I never begrudged the library associate director that leave. I never begrudged Cheryl hers.


Family matters.


Parents matter.


People should be able to care for those they love.


The problem was that I could not reconcile the contrast between the compassion and protection afforded to others and what happened to me.


When I reported workplace harm and asked for a safe work environment, the issue was not resolved locally. Instead, I was handed over to Human Resources without consultation.

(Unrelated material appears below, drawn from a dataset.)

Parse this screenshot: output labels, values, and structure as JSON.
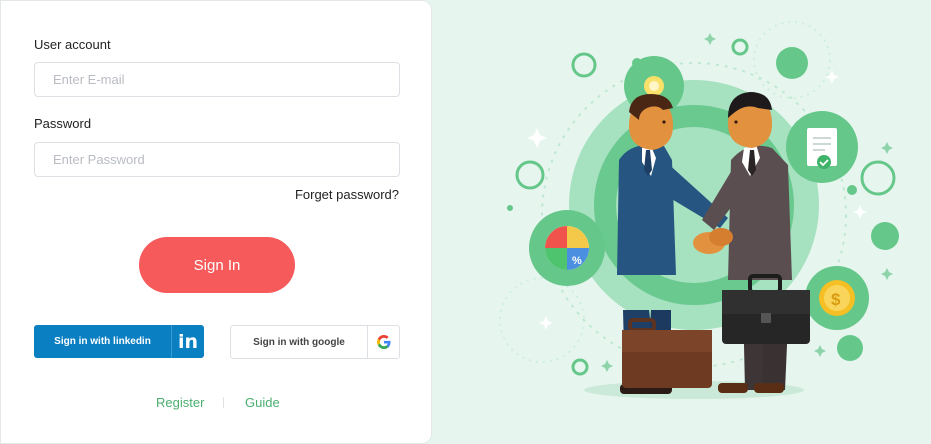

The concerns I raised were never treated as the serious work health and safety matter they were.


What followed was not support.


What followed was escalation.


The bullying and harassment I had reported did not stop.


The discrimination became worse.


The exclusion became worse.


The retaliation became worse.


And eventually, even my family’s privacy was dragged into it.


That remains one of the most disturbing aspects of this entire story.


My family had nothing to do with the workplace issue I had raised.


They had nothing to do with my request for a safe work environment.


Yet private family matters became known, discussed and ultimately weaponised in a process that should never have involved them at all.


It was not enough that I was already dealing with the consequences of reporting workplace harm.


It was not enough that I was already experiencing discrimination, harassment and the loss of my health.


My family’s privacy was violated as well.


That is why they made a formal complaint to the University.


Their own privacy had been breached in circumstances that should never have occurred.


——


By March 2022, these events no longer existed as separate memories. They had become part of a single pattern, where the rights, dignity and wellbeing of some people appeared worthy of protection, while mine could be disregarded.


A pattern where people who participated in, enabled, defended or remained silent about what had happened continued to enjoy the protection of their workplace rights and entitlements.


Meanwhile, I was fighting for the most basic things.


My health.


My livelihood.


My dignity.


My future.


My life.


The right to care for my own family without it being used against me.


The right to have my privacy respected.


The right to have my family’s privacy respected.


The right to ask for a safe work environment without triggering years of retaliation and harm.


That was what sat behind every email I wrote in 2022.


That was what sat behind every request to meet with my elected representative.


I was asking for somebody, anybody, with the authority to intervene, to finally acknowledge what had happened and bring it to an end.


Instead, I found myself writing another email.


Another notice.


Another plea.


Trying to explain a level of suffering that should never have followed a request for a safe work environment.


And increasingly, it felt as though the people who could stop it had simply decided not to.